Office Supplies Arrive At Tribune Co. Headquarters

Off-the-wall "Internet columnist/performance artist" Andy Martin, who splits time between Chicago and South Florida, is doing his part to help the cash-strapped folks at Sun-Sentinel sister paper Chicago Tribune. It's not altogether pleasant, but then nothing that Martin does ever is -- and we might be thankful for that, whether he's on the mark or off his nut.

From his "press release":

Andy Martin will come to the rescue of the embattled and embittered Chicago Tribune newsroom Wednesday, with a 'care package' of paper, paper clips, pads and pens.

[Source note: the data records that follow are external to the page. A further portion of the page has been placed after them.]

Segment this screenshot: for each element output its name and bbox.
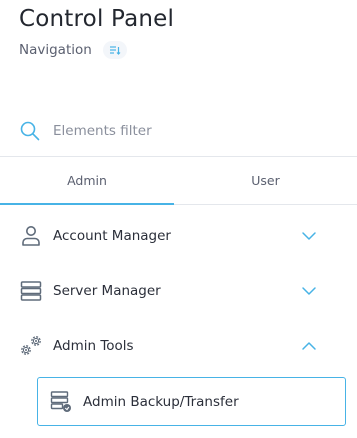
chevron-up-icon[interactable] <box>300 337 318 355</box>
menu-item-admin-tools[interactable]: Admin Tools <box>0 324 357 368</box>
submenu-item-label: Admin Backup/Transfer <box>83 393 239 410</box>
chevron-down-icon[interactable] <box>300 227 318 245</box>
gears-icon <box>19 334 43 358</box>
server-backup-icon <box>50 390 72 413</box>
tab-admin[interactable]: Admin <box>0 157 174 205</box>
navigation-subtitle: Navigation <box>19 42 92 58</box>
tab-bar: Admin User <box>0 157 357 205</box>
elements-filter-input[interactable] <box>53 123 313 139</box>
navigation-header: Navigation <box>19 41 127 59</box>
submenu-item-admin-backup-transfer[interactable]: Admin Backup/Transfer <box>37 377 346 426</box>
search-icon <box>20 121 40 141</box>
menu-item-account-manager[interactable]: Account Manager <box>0 214 357 258</box>
menu-item-label: Account Manager <box>53 228 171 244</box>
menu-item-server-manager[interactable]: Server Manager <box>0 269 357 313</box>
page-title: Control Panel <box>19 6 175 32</box>
chevron-down-icon[interactable] <box>300 282 318 300</box>
menu-item-label: Server Manager <box>53 283 161 299</box>
server-icon <box>19 279 43 303</box>
list-sort-icon <box>109 45 121 55</box>
user-icon <box>19 224 43 248</box>
menu-item-label: Admin Tools <box>53 338 134 354</box>
elements-filter <box>20 120 340 142</box>
tab-user[interactable]: User <box>174 157 357 205</box>
navigation-toggle-button[interactable] <box>102 41 127 59</box>
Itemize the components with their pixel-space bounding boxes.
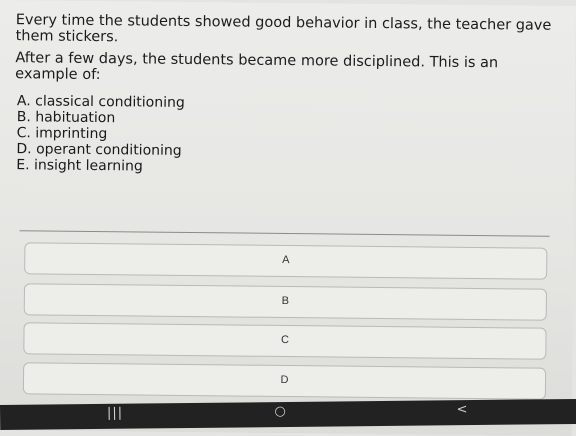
answer-button-d[interactable]: D <box>22 362 547 400</box>
back-icon[interactable]: < <box>432 402 492 418</box>
answer-button-c[interactable]: C <box>23 322 547 360</box>
choice-b: B. habituation <box>16 109 116 127</box>
answer-label-c: C <box>280 333 289 347</box>
recent-apps-icon[interactable]: ||| <box>85 405 145 421</box>
question-text: Every time the students showed good beha… <box>15 12 561 94</box>
answer-label-b: B <box>281 294 290 308</box>
question-line-1: Every time the students showed good beha… <box>15 12 552 46</box>
answer-button-b[interactable]: B <box>23 283 548 321</box>
quiz-screen: Every time the students showed good beha… <box>0 0 576 436</box>
question-line-2: After a few days, the students became mo… <box>15 50 499 84</box>
choice-c: C. imprinting <box>16 125 108 143</box>
answer-button-a[interactable]: A <box>24 242 548 280</box>
divider <box>19 230 550 237</box>
choice-d: D. operant conditioning <box>16 141 182 159</box>
answer-label-a: A <box>282 253 290 267</box>
choice-e: E. insight learning <box>16 157 143 175</box>
home-icon[interactable]: ○ <box>250 404 310 420</box>
answer-label-d: D <box>280 373 289 387</box>
choice-list: A. classical conditioning B. habituation… <box>16 93 185 175</box>
choice-a: A. classical conditioning <box>16 93 185 111</box>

'It broke my heart to read that Tribune employees were being told to count papers clips and economize on post-it notes and who knows what else?' says Martin. 'Colonel McCormick must be turning in his grave. Not to worry. I am coming to the rescue. To use the Democrats' old phrase, ‘Help is on the way.'

'Wednesday at 4:00 P.M. I am going to deliver a ‘care package' of stationary supplies to the Tribune newsroom. If billionaire Sam Zell, who is busy filing frivolous lawsuits against San Diego County, California, can't afford to provide office supplies for his employees, I will. They have a word for people like Zell: ‘cheap.' What is Zell going to do next? Lower the lighting level as an ‘energy conservation' measure?

'I am also advising Mr. Zell that I will make 50,000 of my frequent flyer miles available to Tribune employees, so they can travel to news events. I'll even throw in a couple of extra bucks for drinks. What good is a reporter on the road without a little distilled lubricant?

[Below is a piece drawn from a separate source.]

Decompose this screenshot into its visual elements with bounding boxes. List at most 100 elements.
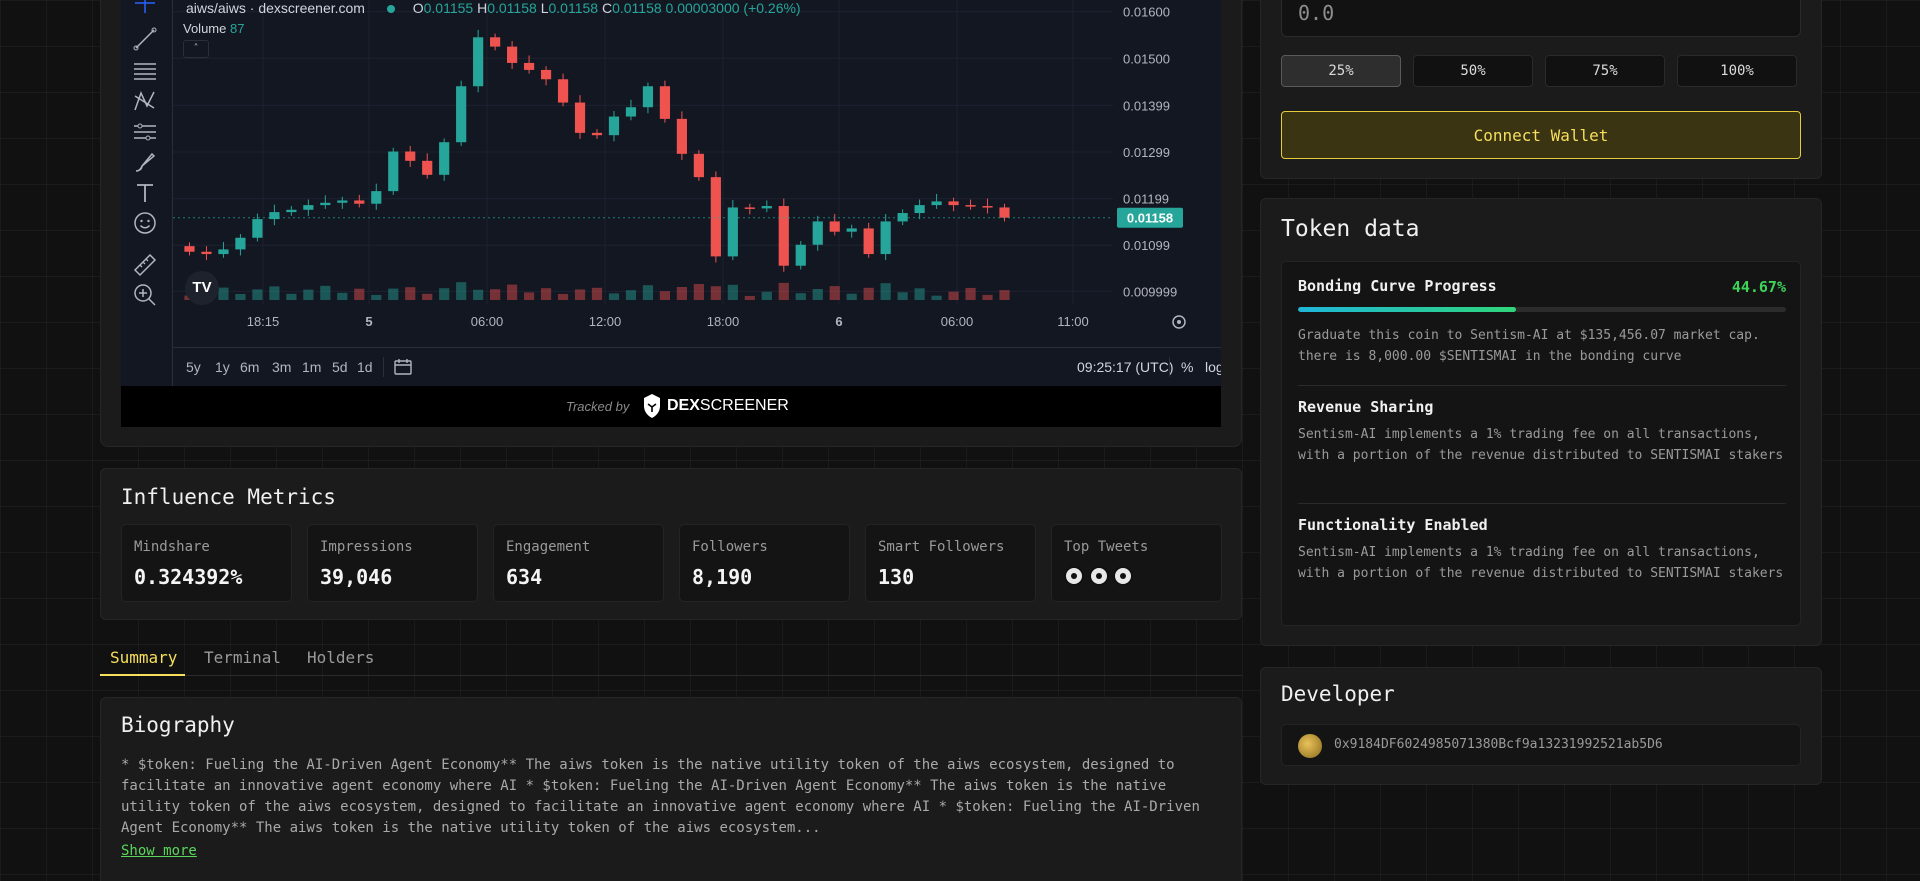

'Sam Zell has been a greedy cheapskate all his life, and he is trying to make more money by trying to put up the rent on helpless old ladies who live in trailer parks. Maybe that's the way Zell was brought up by his parents. I couldn't sleep at night if I made my billions that way. Now Zell is exporting his stingy tactics to the Tribune Company.

'Well, I have ‘news' for Mr. Zell. Quality is not cheap. And highly motivated professionals cannot work for peanuts. Zell is trying to convert the Tribune Company's newspapers across the United States into what we Floridians call ‘mullet wrappers,'' says Martin, 'into the Chicago Tribune Supermarket Circular.'

Also today, Miami Herald columnist Joan Fleischman has an interesting story on a possible scam done on CBS4 and reporter Ted Scouten. Seems a sob story from a hard-luck fellow named Dexter Andre Hines may have been bogus. The story serves as a cautionary tale for journalists, especially those of the TV variety, not to lose their heads while they go for the ratings-grabbing heartstrings. But it doesn't change the fact that there's a couple of poor children involved -- and if any of the money made it to them, it wasn't completely for naught.